Vasquez is sharing his story with WFAA from a hospital bed at Medical City McKinney. He is lucky to be alive following a freak sky diving accident.

“I honestly thought I was going to die. I kinda [sic] came to terms with it, this is how you go,” he thought to himself while spinning uncontrollably in the air before slamming to the ground.  

You learn very quickly that Vasquez is no stranger to trauma and near-death experiences.

Vasquez served four years in the military with the Army. He told WFAA he joined in 2005 mainly because of 9/11. His first tour was in Iraq and was later sent to Afghanistan. 

Vasquez said one day while moving through a neighborhood, his fleet was ambushed by rocket propelled grenades. He along with several other fellow service members sustained serious injuries from the attack. Vasquez lost function of both of his legs. He learned he would be in a wheelchair for the rest of his life.

“I went through this dark phase. I wanted to give up. I drank a lot. I kinda [sic] wanted to end everything honestly,” he said.

With the help of veteran support groups and veteran nonprofit groups, Vasquez was able to somewhat deal with the trauma. He also found a new passion in skydiving.

“Being in the sky is one of the most freeing things you can ever feel,” he said.

He has done over 200 jumps, but his last one in Whitewright went terribly wrong. Vasquez said it was the last jump at sunset and both his primary and reserve parachutes did not deploy. He used the term “bag lock” to describe the malfunctioning parachutes.

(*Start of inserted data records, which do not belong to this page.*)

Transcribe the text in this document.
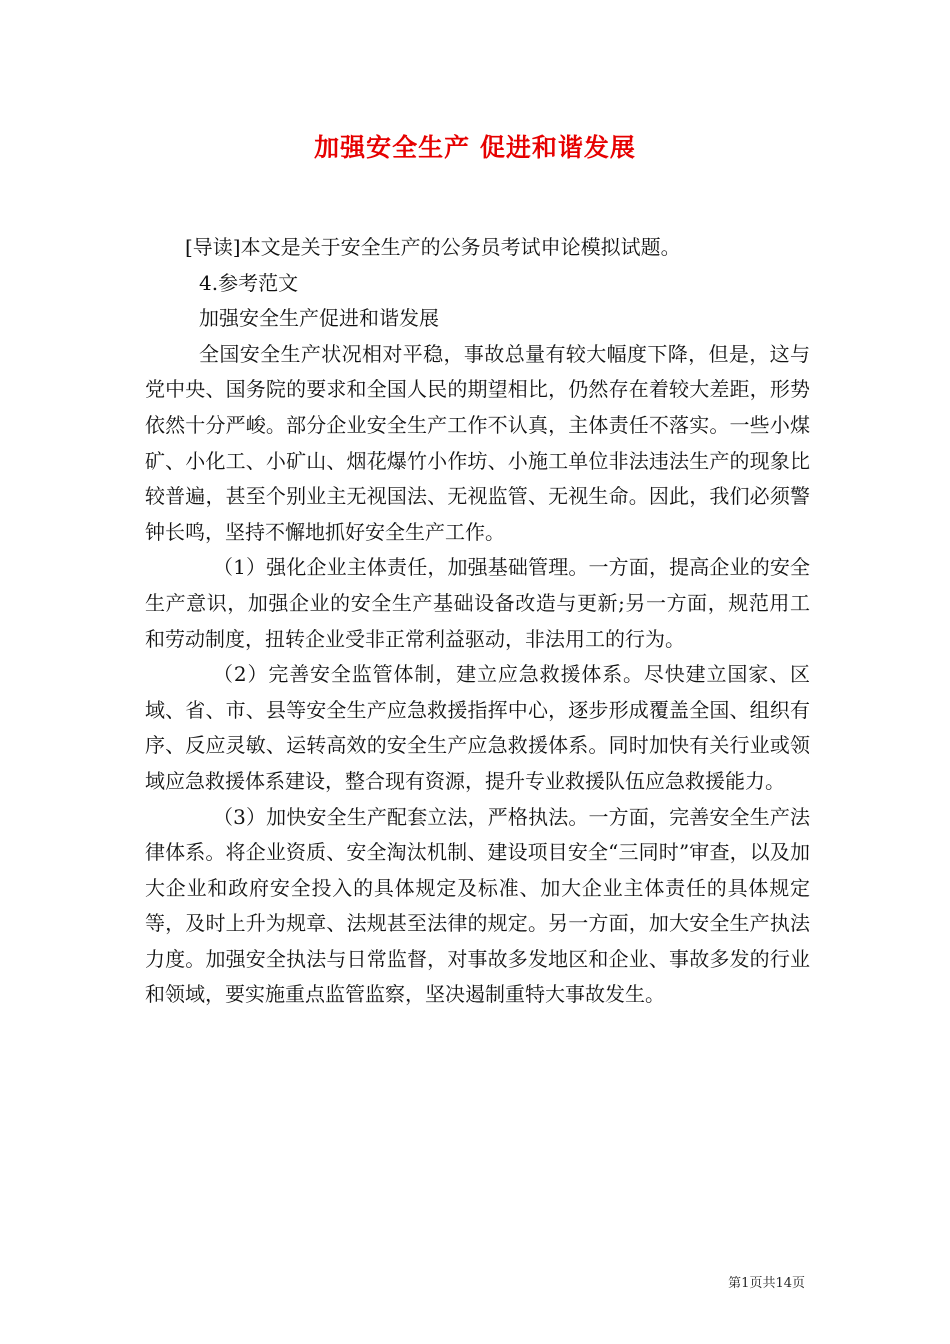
加强安全生产 促进和谐发展

[导读]本文是关于安全生产的公务员考试申论模拟试题。

4.参考范文

加强安全生产促进和谐发展

全国安全生产状况相对平稳，事故总量有较大幅度下降，但是，这与党中央、国务院的要求和全国人民的期望相比，仍然存在着较大差距，形势依然十分严峻。部分企业安全生产工作不认真，主体责任不落实。一些小煤矿、小化工、小矿山、烟花爆竹小作坊、小施工单位非法违法生产的现象比较普遍，甚至个别业主无视国法、无视监管、无视生命。因此，我们必须警钟长鸣，坚持不懈地抓好安全生产工作。

（1）强化企业主体责任，加强基础管理。一方面，提高企业的安全生产意识，加强企业的安全生产基础设备改造与更新;另一方面，规范用工和劳动制度，扭转企业受非正常利益驱动，非法用工的行为。

（2）完善安全监管体制，建立应急救援体系。尽快建立国家、区域、省、市、县等安全生产应急救援指挥中心，逐步形成覆盖全国、组织有序、反应灵敏、运转高效的安全生产应急救援体系。同时加快有关行业或领域应急救援体系建设，整合现有资源，提升专业救援队伍应急救援能力。

（3）加快安全生产配套立法，严格执法。一方面，完善安全生产法律体系。将企业资质、安全淘汰机制、建设项目安全“三同时”审查，以及加大企业和政府安全投入的具体规定及标准、加大企业主体责任的具体规定等，及时上升为规章、法规甚至法律的规定。另一方面，加大安全生产执法力度。加强安全执法与日常监督，对事故多发地区和企业、事故多发的行业和领域，要实施重点监管监察，坚决遏制重特大事故发生。

第1页共14页
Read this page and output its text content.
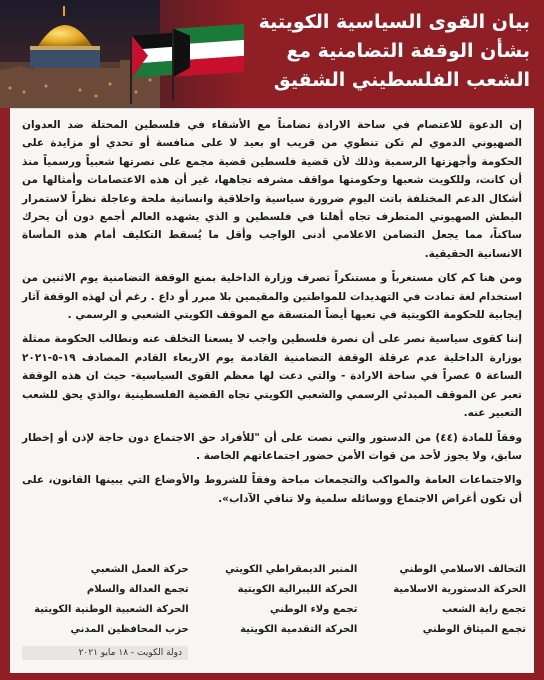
بيان القوى السياسية الكويتية
بشأن الوقفة التضامنية مع
الشعب الفلسطيني الشقيق

إن الدعوة للاعتصام في ساحة الارادة تضامناً مع الأشقاء في فلسطين المحتلة ضد العدوان الصهيوني الدموي لم تكن تنطوي من قريب او بعيد لا على منافسة أو تحدي أو مزايدة على الحكومة وأجهزتها الرسمية وذلك لأن قضية فلسطين قضية مجمع على نصرتها شعبياً ورسمياً منذ أن كانت، وللكويت شعبها وحكومتها مواقف مشرفه تجاهها، غير أن هذه الاعتصامات وأمثالها من أشكال الدعم المختلفة باتت اليوم ضرورة سياسية واخلاقية وانسانية ملحة وعاجلة نظراً لاستمرار البطش الصهيوني المتطرف تجاه أهلنا في فلسطين و الذي يشهده العالم أجمع دون أن يحرك ساكناً، مما يجعل التضامن الاعلامي أدنى الواجب وأقل ما يُسقط التكليف أمام هذه المأساة الانسانية الحقيقية.

ومن هنا كم كان مستغرباً و مستنكراً تصرف وزارة الداخلية بمنع الوقفة التضامنية يوم الاثنين من استخدام لغة تمادت في التهديدات للمواطنين والمقيمين بلا مبرر أو داع . رغم أن لهذه الوقفة آثار إيجابية للحكومة الكويتية في تعيها أيضاً المتسقة مع الموقف الكويتي الشعبي و الرسمي .

إننا كقوى سياسية نصر على أن نصرة فلسطين واجب لا يسعنا التخلف عنه ونطالب الحكومة ممثلة بوزارة الداخلية عدم عرقلة الوقفة التضامنية القادمة يوم الاربعاء القادم المصادف ١٩-٥-٢٠٢١ الساعة ٥ عصراً في ساحة الارادة - والتي دعت لها معظم القوى السياسية- حيث ان هذه الوقفة تعبر عن الموقف المبدئي الرسمي والشعبي الكويتي تجاه القضية الفلسطينية ،والذي يحق للشعب التعبير عنه.

وفقاً للمادة (٤٤) من الدستور والتي نصت على أن "للأفراد حق الاجتماع دون حاجة لإذن أو إخطار سابق، ولا يجوز لأحد من قوات الأمن حضور اجتماعاتهم الخاصة .

والاجتماعات العامة والمواكب والتجمعات مباحة وفقاً للشروط والأوضاع التي يبينها القانون، على أن تكون أغراض الاجتماع ووسائله سلمية ولا تنافي الآداب».

التحالف الاسلامي الوطني
المنبر الديمقراطي الكويتي
حركة العمل الشعبي
الحركة الدستورية الاسلامية
الحركة الليبرالية الكويتية
تجمع العدالة والسلام
تجمع راية الشعب
تجمع ولاء الوطني
الحركة الشعبية الوطنية الكويتية
تجمع الميثاق الوطني
الحركة التقدمية الكويتية
حزب المحافظين المدني
دولة الكويت - ١٨ مايو ٢٠٢١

“[The parachute] started bouncing crazy behind me. I looked over my shoulder and saw it go through the spokes of my wheelchair,” said Vasquez.

His primary chute did, ultimately, partially deploy -- which may have saved his life. He hit the ground at 12 miles an hour.

“Most people who come in after a sky-diving accident usually don’t survive,” said Dr. Shashank Gandhi, who is a neuro-surgeon with Texas Back Institute and also with Medical City McKinney. 

Gandhi performed the spinal surgery. 

Vasquez suffered multiple fractures to his spine and a broken femur. The doctor said it helped that Vasquez is young and in great shape. It will take three long months of recovery. 

“His mental fortitude to get to this point with all the injuries he’s had is impressive,” said Gandhi.

Vasquez is motivated by his faith and motivated by his 9-year-old daughter Amariya. She is waiting for him at home.

“Once I get in my chair again, I’ll be unstoppable. Once I get well enough, I want to go back to the sky,” said Vasquez.

Vasquez hopes sharing his struggle helps someone through their struggle. His is a story of resilience and pushing through, despite the odds.